Il s’agit là d’une vieille conception qui me semble dépassée. La grande majorité des entreprises et des Fédérations professionnelles ont une légitimité telle, que rencontrer des décideurs publics n’est vraiment pas un sujet pour elles. Elles n’ont besoin de personne pour organiser des rendez-vous et les obtenir. En revanche, là où elles peuvent avoir besoin d’aide c’est vraiment au niveau de la réflexion à mener sur leur stratégie d’influence, trouver le bon positionnement, identifier les interlocuteurs, savoir quoi et comment le demander et le négocier. Ce travail particulier, à haute valeur ajoutée, me semble être la véritable mission du cabinet d’influence d’aujourd’hui.

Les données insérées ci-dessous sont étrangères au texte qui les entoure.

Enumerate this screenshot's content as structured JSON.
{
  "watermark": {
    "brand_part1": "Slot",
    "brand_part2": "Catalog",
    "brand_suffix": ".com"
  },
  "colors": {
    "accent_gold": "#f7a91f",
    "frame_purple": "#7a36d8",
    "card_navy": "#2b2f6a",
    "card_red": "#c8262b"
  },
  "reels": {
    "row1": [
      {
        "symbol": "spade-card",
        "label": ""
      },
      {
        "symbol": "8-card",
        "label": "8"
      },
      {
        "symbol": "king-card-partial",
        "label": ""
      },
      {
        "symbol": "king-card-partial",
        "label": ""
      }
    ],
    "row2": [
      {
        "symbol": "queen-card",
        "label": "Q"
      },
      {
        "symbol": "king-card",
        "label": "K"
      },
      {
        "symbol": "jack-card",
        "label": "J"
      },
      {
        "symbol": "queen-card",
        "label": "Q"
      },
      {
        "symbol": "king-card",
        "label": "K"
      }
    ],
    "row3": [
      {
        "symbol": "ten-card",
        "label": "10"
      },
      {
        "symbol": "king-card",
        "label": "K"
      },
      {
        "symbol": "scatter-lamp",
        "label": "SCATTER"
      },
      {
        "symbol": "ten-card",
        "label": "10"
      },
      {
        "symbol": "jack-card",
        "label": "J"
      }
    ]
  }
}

Ce sont des missions qui ont toujours existées dans les stratégies d’influence, rien de vraiment nouveau, non ?

Oui, mais elles ont eu tendance à s’industrialiser. Livres blancs, rédaction d’amendements, cartographie d’élus sont devenus des fonds de commerce faciles. Quand on ne voyait pas certains se spécialiser dans la gestion de pseudos « clubs parlementaires » ou encore de colloques ou petits-déjeuners ou déjeuners thématiques divers. Ces méthodes, outre qu’elles me semblent désuètes, mettent désormais inutilement en risque les clients car médias et réseaux sociaux sont attentifs à ce qui est communément admis comme étant des dérives. Les parlementaires savent rédiger des amendements, s’ils souhaitent déjeuner avec un dirigeant économique, c’est très simple pour eux. Je ne parle même pas des cadeaux. Encore récemment un secteur d’activité et des députés ont été montrés du doigt pour des invitations ou des bouteilles de champagne, sans grande valeur vénale mais à haut risque médiatique !

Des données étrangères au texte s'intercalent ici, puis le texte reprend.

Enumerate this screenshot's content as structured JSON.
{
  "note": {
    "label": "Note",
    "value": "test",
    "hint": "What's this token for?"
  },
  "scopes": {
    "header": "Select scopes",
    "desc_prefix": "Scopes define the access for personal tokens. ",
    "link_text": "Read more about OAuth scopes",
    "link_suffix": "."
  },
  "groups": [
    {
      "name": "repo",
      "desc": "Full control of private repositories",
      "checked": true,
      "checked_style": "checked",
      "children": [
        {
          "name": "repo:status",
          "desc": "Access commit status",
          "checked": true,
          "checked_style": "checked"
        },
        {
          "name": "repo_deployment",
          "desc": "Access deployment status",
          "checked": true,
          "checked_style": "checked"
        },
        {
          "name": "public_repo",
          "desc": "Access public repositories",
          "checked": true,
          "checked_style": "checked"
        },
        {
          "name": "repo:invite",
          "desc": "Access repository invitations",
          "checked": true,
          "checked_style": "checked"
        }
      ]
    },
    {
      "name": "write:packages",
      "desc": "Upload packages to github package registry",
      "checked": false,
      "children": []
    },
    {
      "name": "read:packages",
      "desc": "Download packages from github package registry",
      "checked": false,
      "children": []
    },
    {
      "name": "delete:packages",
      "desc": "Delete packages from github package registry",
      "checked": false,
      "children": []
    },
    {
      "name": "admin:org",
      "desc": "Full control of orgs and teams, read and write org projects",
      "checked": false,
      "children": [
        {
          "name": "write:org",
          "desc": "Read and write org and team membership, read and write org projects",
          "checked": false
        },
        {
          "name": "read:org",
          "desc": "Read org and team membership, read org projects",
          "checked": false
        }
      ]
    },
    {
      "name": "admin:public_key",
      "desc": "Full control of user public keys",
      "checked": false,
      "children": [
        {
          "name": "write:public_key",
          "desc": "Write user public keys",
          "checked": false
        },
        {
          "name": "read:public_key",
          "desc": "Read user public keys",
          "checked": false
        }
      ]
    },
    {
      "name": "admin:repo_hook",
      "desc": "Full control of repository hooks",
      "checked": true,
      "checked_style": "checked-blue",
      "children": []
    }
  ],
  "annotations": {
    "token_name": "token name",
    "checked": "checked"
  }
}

C’est donc toute la stratégie d’influence qui doit être revue de fond en comble ?

En tout cas, il faut tenir compte de l’évolution des élus et de la sensibilité de nos concitoyens. On attend plus de transparence, moins de connivence et, surtout, une expertise accessible et démontrée. Les manipulations qui ont pu être opérées dans les années 90 dans certains secteurs et qui font l’objet de révélations régulières, sont extrêmement dangereuses pour les entreprises et pour les élus dont elles atteignent la déontologie et l’éthique. Or, pour défendre ses intérêts l’entreprise, doit être crédible, pour voter sereinement des lois, acceptées par tous, l’élu doit être irréprochable.

Merci, Mathieu, pour ce tour d’horizon de ce qu’il convient, selon vous, de changer dans les stratégies d’influence des entreprises et des Fédérations professionnelles. Je rappelle que vous êtes le président de Sountsou-Affaires Publiques. Nous vous retrouvons très vite dans un prochain numéro de « Lobby or not Lobby ».